A $50$ -digit number, divisible by $13$ , is as follows

$\large \underbrace{1111\cdots1111}_{\text{Number of 1s}= 25} m \underbrace{1111 \cdots 1111}_{\text{Number of 1s}=24}$

Find the value of $m$ .

7 1 3 0

2 solutions

Mr. India
Mar 29, 2019

$1001=7×11×13$

So, $111111=1001×111$ is also divisible by $13$

This means that $6$ consecutive $1$ are divisible by $13$

So, $24(6×4)$ $1$ 's are also divisible by $13$

So, both left and right of middle $2$ digits are divisible by $13$

This means that middle two digits also must be divisible by $13$ to make the given number divisible by $13$

So, $\overline{1m}$ is divisible by $13$

So, $\boxed{m=3}$

Even if you don't notice that 111111 is divisible by 13, you can argue that 111111111111 (twelve digits) must be divisible by 13. In fact you can write 111111111111 = 1*10^11+...+1, where each power of 10 has a different modular congruence by 13. So the sum of all of this must be multiple of 13.

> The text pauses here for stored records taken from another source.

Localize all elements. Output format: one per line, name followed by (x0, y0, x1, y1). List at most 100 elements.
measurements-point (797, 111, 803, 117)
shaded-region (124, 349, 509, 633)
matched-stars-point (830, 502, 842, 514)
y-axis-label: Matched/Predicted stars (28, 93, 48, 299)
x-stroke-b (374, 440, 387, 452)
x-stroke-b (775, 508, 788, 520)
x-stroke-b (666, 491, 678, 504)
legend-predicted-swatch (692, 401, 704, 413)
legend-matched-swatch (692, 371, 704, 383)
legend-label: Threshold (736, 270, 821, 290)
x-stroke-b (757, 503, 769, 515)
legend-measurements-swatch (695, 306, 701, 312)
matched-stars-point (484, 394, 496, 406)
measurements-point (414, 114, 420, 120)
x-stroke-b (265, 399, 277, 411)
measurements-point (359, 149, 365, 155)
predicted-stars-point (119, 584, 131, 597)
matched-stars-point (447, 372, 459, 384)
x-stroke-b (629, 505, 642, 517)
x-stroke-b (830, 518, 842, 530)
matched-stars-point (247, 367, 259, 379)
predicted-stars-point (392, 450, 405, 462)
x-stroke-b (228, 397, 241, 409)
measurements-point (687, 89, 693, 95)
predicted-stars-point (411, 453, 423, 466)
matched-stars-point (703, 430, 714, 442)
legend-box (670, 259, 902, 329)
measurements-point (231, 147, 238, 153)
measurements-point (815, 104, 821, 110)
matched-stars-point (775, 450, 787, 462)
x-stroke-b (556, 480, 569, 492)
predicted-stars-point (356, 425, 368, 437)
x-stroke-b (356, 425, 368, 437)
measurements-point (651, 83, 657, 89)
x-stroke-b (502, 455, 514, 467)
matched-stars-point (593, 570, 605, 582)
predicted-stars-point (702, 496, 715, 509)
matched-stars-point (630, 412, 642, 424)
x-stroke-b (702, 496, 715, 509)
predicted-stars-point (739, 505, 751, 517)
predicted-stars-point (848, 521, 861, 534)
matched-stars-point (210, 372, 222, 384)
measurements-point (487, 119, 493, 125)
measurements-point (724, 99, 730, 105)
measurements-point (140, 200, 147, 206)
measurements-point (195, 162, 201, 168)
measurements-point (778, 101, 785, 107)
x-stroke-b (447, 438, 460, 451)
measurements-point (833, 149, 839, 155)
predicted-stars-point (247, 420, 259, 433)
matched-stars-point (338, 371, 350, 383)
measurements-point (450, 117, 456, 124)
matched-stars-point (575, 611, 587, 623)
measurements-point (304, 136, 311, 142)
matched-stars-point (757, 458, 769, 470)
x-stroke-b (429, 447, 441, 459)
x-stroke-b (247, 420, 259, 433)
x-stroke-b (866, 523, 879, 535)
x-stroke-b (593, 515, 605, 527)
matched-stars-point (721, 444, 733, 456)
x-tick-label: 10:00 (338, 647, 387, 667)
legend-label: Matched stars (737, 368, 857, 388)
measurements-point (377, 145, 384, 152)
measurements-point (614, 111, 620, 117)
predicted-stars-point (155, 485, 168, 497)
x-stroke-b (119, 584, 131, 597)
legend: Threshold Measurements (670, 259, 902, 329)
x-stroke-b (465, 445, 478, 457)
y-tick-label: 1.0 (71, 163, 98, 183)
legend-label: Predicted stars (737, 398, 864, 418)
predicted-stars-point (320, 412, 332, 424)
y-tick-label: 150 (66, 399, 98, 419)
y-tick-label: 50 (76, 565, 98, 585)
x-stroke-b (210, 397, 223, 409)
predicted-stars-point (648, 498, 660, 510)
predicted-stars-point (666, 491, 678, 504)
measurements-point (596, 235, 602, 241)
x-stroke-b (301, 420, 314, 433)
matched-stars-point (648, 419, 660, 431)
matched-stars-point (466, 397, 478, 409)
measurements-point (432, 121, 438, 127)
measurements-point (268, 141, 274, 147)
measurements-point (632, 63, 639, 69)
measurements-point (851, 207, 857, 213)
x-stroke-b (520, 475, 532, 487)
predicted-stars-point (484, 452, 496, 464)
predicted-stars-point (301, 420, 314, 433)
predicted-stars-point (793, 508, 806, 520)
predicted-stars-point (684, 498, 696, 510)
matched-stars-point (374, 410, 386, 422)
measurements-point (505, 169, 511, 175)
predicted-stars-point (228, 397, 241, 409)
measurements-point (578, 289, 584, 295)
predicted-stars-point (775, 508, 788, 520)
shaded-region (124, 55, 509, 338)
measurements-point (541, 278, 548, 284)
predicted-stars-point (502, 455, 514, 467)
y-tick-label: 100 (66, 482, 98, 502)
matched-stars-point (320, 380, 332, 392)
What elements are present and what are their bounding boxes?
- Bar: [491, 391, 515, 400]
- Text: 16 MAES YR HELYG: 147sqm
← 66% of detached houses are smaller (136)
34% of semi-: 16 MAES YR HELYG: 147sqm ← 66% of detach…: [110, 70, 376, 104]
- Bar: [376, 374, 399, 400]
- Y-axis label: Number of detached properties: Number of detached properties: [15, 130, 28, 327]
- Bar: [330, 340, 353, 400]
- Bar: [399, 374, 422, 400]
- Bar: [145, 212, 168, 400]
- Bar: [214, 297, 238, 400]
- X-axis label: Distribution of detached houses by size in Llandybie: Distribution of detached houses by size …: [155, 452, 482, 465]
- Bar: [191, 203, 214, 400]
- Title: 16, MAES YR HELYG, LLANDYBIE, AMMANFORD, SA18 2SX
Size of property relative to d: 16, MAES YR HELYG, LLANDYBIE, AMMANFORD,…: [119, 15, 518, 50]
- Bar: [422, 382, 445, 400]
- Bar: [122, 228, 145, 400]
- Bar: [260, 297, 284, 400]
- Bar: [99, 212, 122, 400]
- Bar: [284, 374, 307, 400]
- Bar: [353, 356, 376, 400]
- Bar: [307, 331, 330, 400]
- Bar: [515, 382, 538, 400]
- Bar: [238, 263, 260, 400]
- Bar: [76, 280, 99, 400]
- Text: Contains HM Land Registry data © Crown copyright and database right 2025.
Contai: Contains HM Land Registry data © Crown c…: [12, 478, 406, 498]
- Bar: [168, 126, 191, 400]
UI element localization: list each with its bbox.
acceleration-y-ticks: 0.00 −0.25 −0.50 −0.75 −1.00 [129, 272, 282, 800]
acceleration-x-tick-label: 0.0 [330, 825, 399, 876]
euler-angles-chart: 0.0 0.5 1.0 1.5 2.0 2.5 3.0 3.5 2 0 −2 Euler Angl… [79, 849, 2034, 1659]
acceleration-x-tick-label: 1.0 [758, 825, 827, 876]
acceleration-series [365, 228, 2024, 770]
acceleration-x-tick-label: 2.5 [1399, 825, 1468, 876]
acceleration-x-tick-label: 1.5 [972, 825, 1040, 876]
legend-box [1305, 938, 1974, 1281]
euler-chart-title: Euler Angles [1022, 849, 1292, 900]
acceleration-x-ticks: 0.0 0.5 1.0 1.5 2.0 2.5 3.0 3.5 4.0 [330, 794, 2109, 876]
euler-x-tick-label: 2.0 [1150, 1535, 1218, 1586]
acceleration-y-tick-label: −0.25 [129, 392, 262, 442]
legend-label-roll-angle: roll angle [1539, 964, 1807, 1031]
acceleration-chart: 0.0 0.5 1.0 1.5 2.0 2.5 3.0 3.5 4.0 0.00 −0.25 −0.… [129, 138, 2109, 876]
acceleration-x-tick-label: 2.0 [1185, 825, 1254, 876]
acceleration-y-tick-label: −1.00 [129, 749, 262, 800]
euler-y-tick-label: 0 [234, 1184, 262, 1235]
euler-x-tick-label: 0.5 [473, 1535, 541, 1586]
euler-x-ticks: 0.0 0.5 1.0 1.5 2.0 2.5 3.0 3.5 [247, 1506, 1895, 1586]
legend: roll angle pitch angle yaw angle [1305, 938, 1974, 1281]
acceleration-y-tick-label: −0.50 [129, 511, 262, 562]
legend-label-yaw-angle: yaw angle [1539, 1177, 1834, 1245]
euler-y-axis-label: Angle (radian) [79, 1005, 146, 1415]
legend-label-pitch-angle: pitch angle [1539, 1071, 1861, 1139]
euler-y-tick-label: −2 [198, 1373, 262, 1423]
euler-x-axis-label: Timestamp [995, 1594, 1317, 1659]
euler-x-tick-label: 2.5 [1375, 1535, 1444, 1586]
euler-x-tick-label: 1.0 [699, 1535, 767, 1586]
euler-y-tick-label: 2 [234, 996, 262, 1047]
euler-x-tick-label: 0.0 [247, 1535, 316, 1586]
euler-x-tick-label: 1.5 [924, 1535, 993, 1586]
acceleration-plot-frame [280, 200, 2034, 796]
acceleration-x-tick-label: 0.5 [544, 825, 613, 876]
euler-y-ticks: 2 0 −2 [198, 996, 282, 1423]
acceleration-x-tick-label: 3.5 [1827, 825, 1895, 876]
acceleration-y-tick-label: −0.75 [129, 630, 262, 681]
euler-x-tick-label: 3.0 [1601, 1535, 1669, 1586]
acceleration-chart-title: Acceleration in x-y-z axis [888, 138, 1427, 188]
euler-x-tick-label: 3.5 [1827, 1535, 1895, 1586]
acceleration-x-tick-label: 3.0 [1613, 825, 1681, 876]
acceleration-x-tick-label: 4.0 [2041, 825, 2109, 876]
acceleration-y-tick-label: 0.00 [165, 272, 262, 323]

Costantino Di Bello - 2 years, 2 months ago

Yeah you are right!

Mr. India - 2 years, 2 months ago

" ... where each power of 10 [from $10^0$ to $10^{11}$ ] has a different modular congruence by 13." That was exactly my thinking at first, but it's not true.

13 divides 1001, so $10^3 = 1000 \equiv -1 \ \text{mod} \ 13$ and $10^6 \equiv (-1)^2 \equiv 1 \ \text{mod} \ 13$ . So modulo 13, the powers of 10 only cycle between six values (not all twelve non-zero values): 10, 9, 12, 3, 4, 1. But of course, these values do sum up to be zero mod 13.

Matthew Feig - 2 years, 2 months ago

You're right, actually I knew this but I was looking for a method to avoid calculations. The idea that 11...1 (p digits) is a multiple of p, with p prime, is supported by the Little Fermat theorem. This is a particular case in which 10^((13-1)/2) is 1 modulus 13.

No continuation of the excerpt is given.